A resonant half-wave dipole is typically fed with coaxial feedline and tuned to a specific area of a band. Its planned use is generally within that band, although it may be useful on other bands (near odd-harmonics) where feedpoint impedance reasonably matches the coaxial feedline. The well-known length formula is L (feet) = 468/Frequency (MHz). This formula is an approximation. Antenna height, leg angles, insulation, wire diameter, and surroundings affect a dipole's resonant frequency and impedance. It is better to initially make the antenna a few percent longer than calculated and trim it back to size (higher in frequency), although dangling pigtails will work to slightly lengthen an antenna (reduce frequency) without adverse electrical or mechanical affects.
A popular misconception is because the dipole is resonant, or because the dipole feedline is small in diameter, a balun is not helpful. There are also questionable claims that "feedline radiation is good", or pattern change without a balun is insignificant. Many of these claims contradict each other. If one is true, the other claim argues against it. That is what happens when we justify a questionable practice.
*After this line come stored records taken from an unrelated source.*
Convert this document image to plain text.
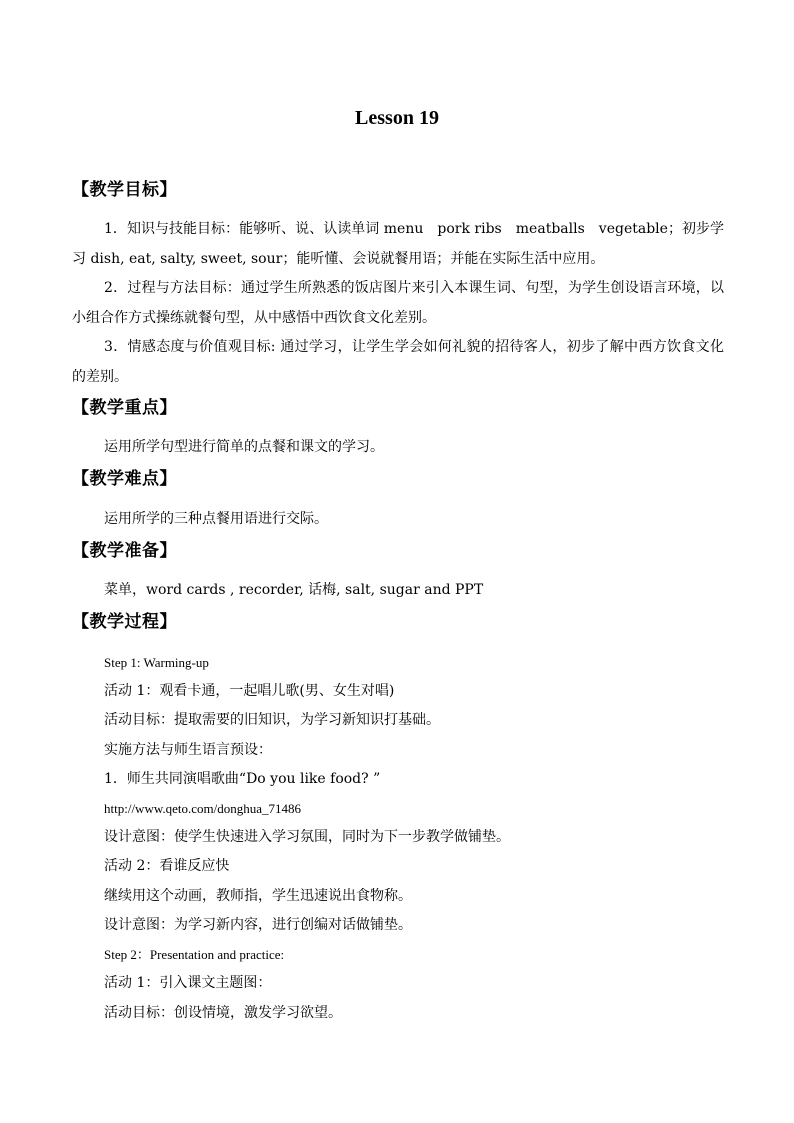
Lesson 19
【教学目标】

1．知识与技能目标：能够听、说、认读单词 menu　pork ribs　meatballs　vegetable；初步学习 dish, eat, salty, sweet, sour；能听懂、会说就餐用语；并能在实际生活中应用。

2．过程与方法目标：通过学生所熟悉的饭店图片来引入本课生词、句型，为学生创设语言环境，以小组合作方式操练就餐句型，从中感悟中西饮食文化差别。

3．情感态度与价值观目标: 通过学习，让学生学会如何礼貌的招待客人，初步了解中西方饮食文化的差别。

【教学重点】

运用所学句型进行简单的点餐和课文的学习。

【教学难点】

运用所学的三种点餐用语进行交际。

【教学准备】

菜单，word cards , recorder, 话梅, salt, sugar and PPT

【教学过程】

Step 1: Warming-up

活动 1：观看卡通，一起唱儿歌(男、女生对唱)

活动目标：提取需要的旧知识，为学习新知识打基础。

实施方法与师生语言预设：

1．师生共同演唱歌曲“Do you like food? ”

http://www.qeto.com/donghua_71486

设计意图：使学生快速进入学习氛围，同时为下一步教学做铺垫。

活动 2：看谁反应快

继续用这个动画，教师指，学生迅速说出食物称。

设计意图：为学习新内容，进行创编对话做铺垫。

Step 2：Presentation and practice:

活动 1：引入课文主题图：

活动目标：创设情境，激发学习欲望。
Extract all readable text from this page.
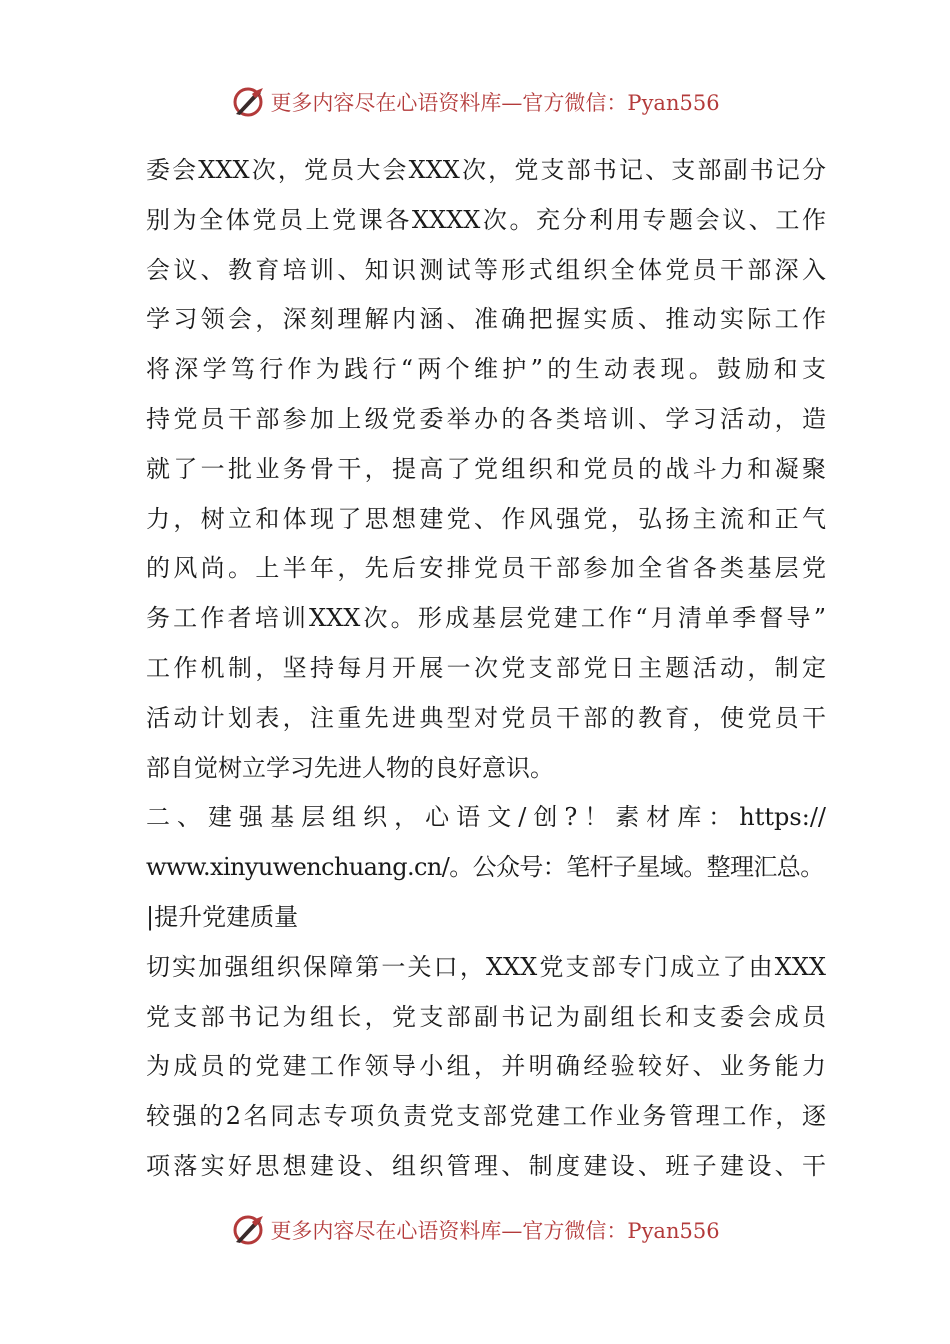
更多内容尽在心语资料库—官方微信：Pyan556
委会XXX次，党员大会XXX次，党支部书记、支部副书记分
别为全体党员上党课各XXXX次。充分利用专题会议、工作
会议、教育培训、知识测试等形式组织全体党员干部深入
学习领会，深刻理解内涵、准确把握实质、推动实际工作
将深学笃行作为践行“两个维护”的生动表现。鼓励和支
持党员干部参加上级党委举办的各类培训、学习活动，造
就了一批业务骨干，提高了党组织和党员的战斗力和凝聚
力，树立和体现了思想建党、作风强党，弘扬主流和正气
的风尚。上半年，先后安排党员干部参加全省各类基层党
务工作者培训XXX次。形成基层党建工作“月清单季督导”
工作机制，坚持每月开展一次党支部党日主题活动，制定
活动计划表，注重先进典型对党员干部的教育，使党员干
部自觉树立学习先进人物的良好意识。
二、建强基层组织，心语文/创?！素材库：https://
www.xinyuwenchuang.cn/。公众号：笔杆子星域。整理汇总。
|提升党建质量
切实加强组织保障第一关口，XXX党支部专门成立了由XXX
党支部书记为组长，党支部副书记为副组长和支委会成员
为成员的党建工作领导小组，并明确经验较好、业务能力
较强的2名同志专项负责党支部党建工作业务管理工作，逐
项落实好思想建设、组织管理、制度建设、班子建设、干
更多内容尽在心语资料库—官方微信：Pyan556
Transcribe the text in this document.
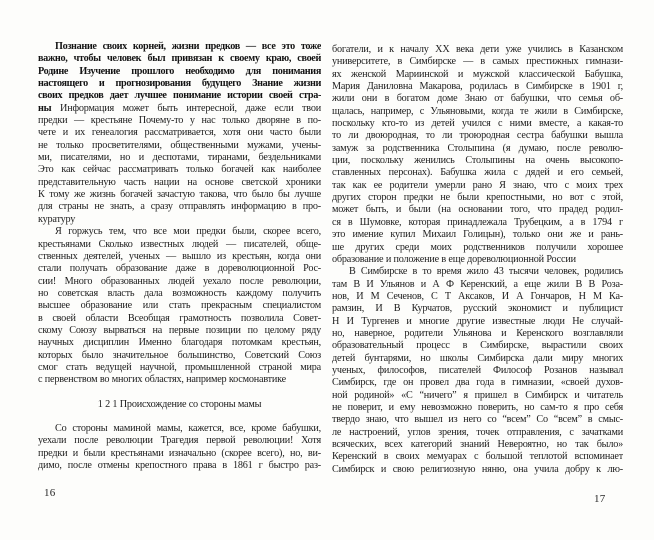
Познание своих корней, жизни предков — все это тоже
важно, чтобы человек был привязан к своему краю, своей
Родине Изучение прошлого необходимо для понимания
настоящего и прогнозирования будущего Знание жизни
своих предков дает лучшее понимание истории своей стра-
ны Информация может быть интересной, даже если твои
предки — крестьяне Почему-то у нас только дворяне в по-
чете и их генеалогия рассматривается, хотя они часто были
не только просветителями, общественными мужами, учены-
ми, писателями, но и деспотами, тиранами, бездельниками
Это как сейчас рассматривать только богачей как наиболее
представительную часть нации на основе светской хроники
К тому же жизнь богачей зачастую такова, что было бы лучше
для страны не знать, а сразу отправлять информацию в про-
куратуру
Я горжусь тем, что все мои предки были, скорее всего,
крестьянами Сколько известных людей — писателей, обще-
ственных деятелей, ученых — вышло из крестьян, когда они
стали получать образование даже в дореволюционной Рос-
сии! Много образованных людей уехало после революции,
но советская власть дала возможность каждому получить
высшее образование или стать прекрасным специалистом
в своей области Всеобщая грамотность позволила Совет-
скому Союзу вырваться на первые позиции по целому ряду
научных дисциплин Именно благодаря потомкам крестьян,
которых было значительное большинство, Советский Союз
смог стать ведущей научной, промышленной страной мира
с первенством во многих областях, например космонавтике
1 2 1 Происхождение со стороны мамы
Со стороны маминой мамы, кажется, все, кроме бабушки,
уехали после революции Трагедия первой революции! Хотя
предки и были крестьянами изначально (скорее всего), но, ви-
димо, после отмены крепостного права в 1861 г быстро раз-
богатели, и к началу XX века дети уже учились в Казанском
университете, в Симбирске — в самых престижных гимнази-
ях женской Мариинской и мужской классической Бабушка,
Мария Даниловна Макарова, родилась в Симбирске в 1901 г,
жили они в богатом доме Знаю от бабушки, что семья об-
щалась, например, с Ульяновыми, когда те жили в Симбирске,
поскольку кто-то из детей учился с ними вместе, а какая-то
то ли двоюродная, то ли троюродная сестра бабушки вышла
замуж за родственника Столыпина (я думаю, после револю-
ции, поскольку женились Столыпины на очень высокопо-
ставленных персонах). Бабушка жила с дядей и его семьей,
так как ее родители умерли рано Я знаю, что с моих трех
других сторон предки не были крепостными, но вот с этой,
может быть, и были (на основании того, что прадед родил-
ся в Шумовке, которая принадлежала Трубецким, а в 1794 г
это имение купил Михаил Голицын), только они же и рань-
ше других среди моих родственников получили хорошее
образование и положение в еще дореволюционной России
В Симбирске в то время жило 43 тысячи человек, родились
там В И Ульянов и А Ф Керенский, а еще жили В В Роза-
нов, И М Сеченов, С Т Аксаков, И А Гончаров, Н М Ка-
рамзин, И В Курчатов, русский экономист и публицист
Н И Тургенев и многие другие известные люди Не случай-
но, наверное, родители Ульянова и Керенского возглавляли
образовательный процесс в Симбирске, вырастили своих
детей бунтарями, но школы Симбирска дали миру многих
ученых, философов, писателей Философ Розанов называл
Симбирск, где он провел два года в гимназии, «своей духов-
ной родиной» «С “ничего” я пришел в Симбирск и читатель
не поверит, и ему невозможно поверить, но сам-то я про себя
твердо знаю, что вышел из него со “всем” Со “всем” в смыс-
ле настроений, углов зрения, точек отправления, с зачатками
всяческих, всех категорий знаний Невероятно, но так было»
Керенский в своих мемуарах с большой теплотой вспоминает
Симбирск и свою религиозную няню, она учила добру к лю-
16	17
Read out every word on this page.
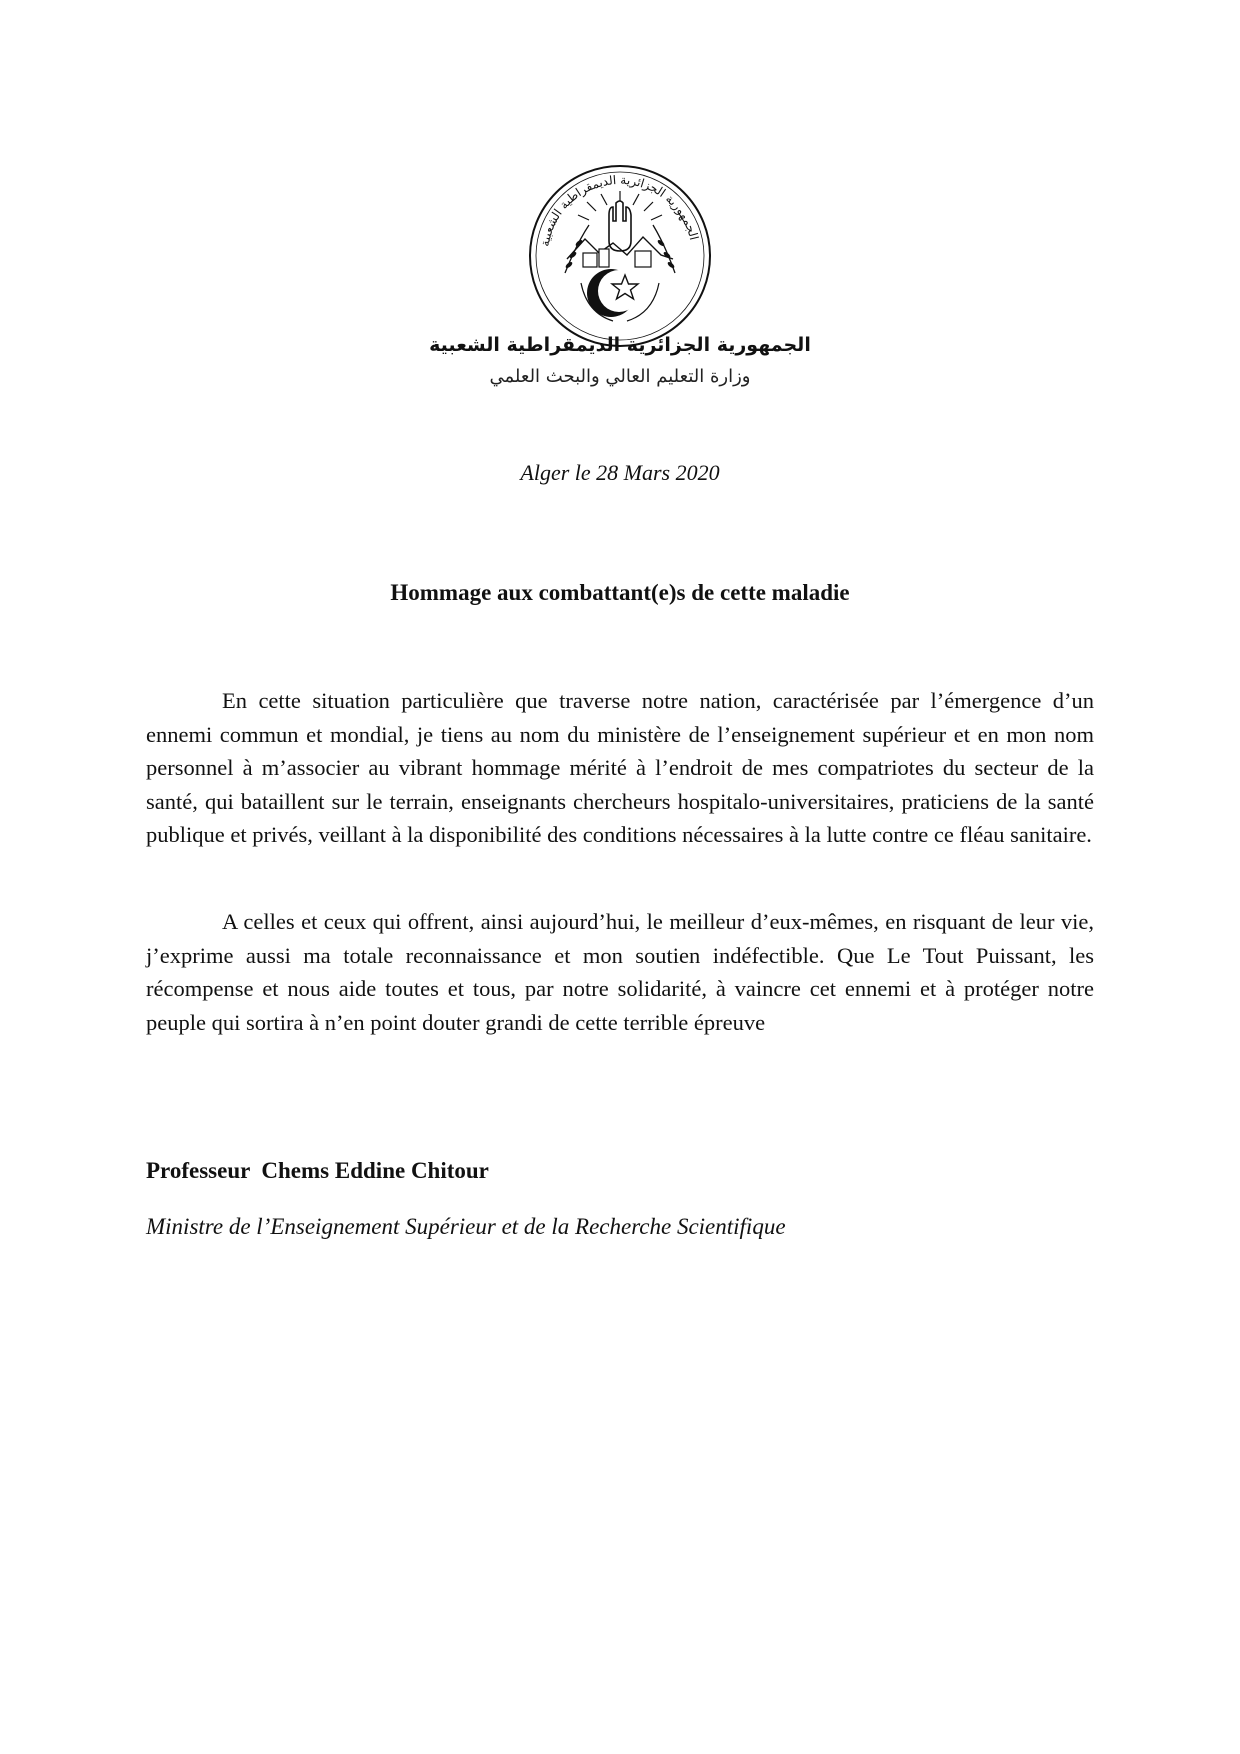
الجمهورية الجزائرية الديمقراطية الشعبية
الجمهورية الجزائرية الديمقراطية الشعبية
وزارة التعليم العالي والبحث العلمي
Alger le 28 Mars 2020
Hommage aux combattant(e)s de cette maladie

En cette situation particulière que traverse notre nation, caractérisée par l’émergence d’un ennemi commun et mondial, je tiens au nom du ministère de l’enseignement supérieur et en mon nom personnel à m’associer au vibrant hommage mérité à l’endroit de mes compatriotes du secteur de la santé, qui bataillent sur le terrain, enseignants chercheurs hospitalo-universitaires, praticiens de la santé publique et privés, veillant à la disponibilité des conditions nécessaires à la lutte contre ce fléau sanitaire.

A celles et ceux qui offrent, ainsi aujourd’hui, le meilleur d’eux-mêmes, en risquant de leur vie, j’exprime aussi ma totale reconnaissance et mon soutien indéfectible. Que Le Tout Puissant, les récompense et nous aide toutes et tous, par notre solidarité, à vaincre cet ennemi et à protéger notre peuple qui sortira à n’en point douter grandi de cette terrible épreuve

Professeur  Chems Eddine Chitour
Ministre de l’Enseignement Supérieur et de la Recherche Scientifique
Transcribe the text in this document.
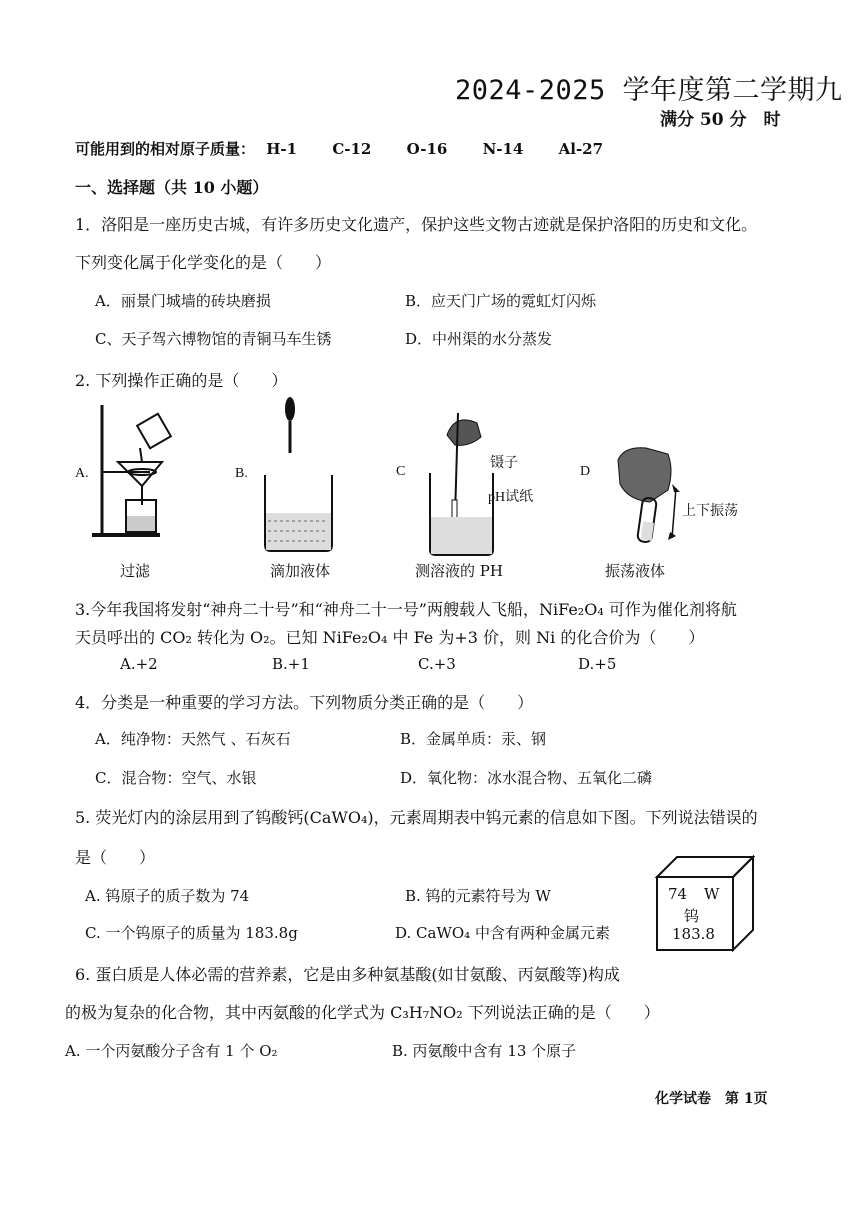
2024-2025 学年度第二学期九
满分 50 分　时
可能用到的相对原子质量： H-1 C-12 O-16 N-14 Al-27
一、选择题（共 10 小题）
1．洛阳是一座历史古城，有许多历史文化遗产，保护这些文物古迹就是保护洛阳的历史和文化。
下列变化属于化学变化的是（　　）
A．丽景门城墙的砖块磨损	B．应天门广场的霓虹灯闪烁
C、天子驾六博物馆的青铜马车生锈	D．中州渠的水分蒸发
2. 下列操作正确的是（　　）
A.
过滤
B.
滴加液体
C
镊子
pH试纸
测溶液的 PH
D
上下振荡
振荡液体
3.今年我国将发射“神舟二十号”和“神舟二十一号”两艘载人飞船，NiFe₂O₄ 可作为催化剂将航
天员呼出的 CO₂ 转化为 O₂。已知 NiFe₂O₄ 中 Fe 为+3 价，则 Ni 的化合价为（　　）
A.+2	B.+1	C.+3	D.+5
4．分类是一种重要的学习方法。下列物质分类正确的是（　　）
A．纯净物：天然气 、石灰石	B．金属单质：汞、钢
C．混合物：空气、水银	D．氧化物：冰水混合物、五氧化二磷
5. 荧光灯内的涂层用到了钨酸钙(CaWO₄)，元素周期表中钨元素的信息如下图。下列说法错误的
是（　　）
A. 钨原子的质子数为 74	B. 钨的元素符号为 W
C. 一个钨原子的质量为 183.8g	D. CaWO₄ 中含有两种金属元素
74 W
钨
183.8
6. 蛋白质是人体必需的营养素，它是由多种氨基酸(如甘氨酸、丙氨酸等)构成
的极为复杂的化合物，其中丙氨酸的化学式为 C₃H₇NO₂ 下列说法正确的是（　　）
A. 一个丙氨酸分子含有 1 个 O₂	B. 丙氨酸中含有 13 个原子
化学试卷　第 1页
Indeed there are cases where a balun is not needed at the balanced to unbalanced transition between coax and dipole, but they are very specific cases where the feedline is suspended in air from the center of the antenna straight away from the feedpoint, and is grounded ¼ wavelength away from the feedpoint.
Omitting the balun in other cases will often cause feedline length to affect SWR, increased noise in the receiver, increased RFI, or any combination of these ill effects. In unlucky cases with higher Amateur power levels permitted, omission of a balun can cause coaxial shield or connector arcing to tower legs or other metallic objects.
The best balun for this application is a 1:1 ratio current balun.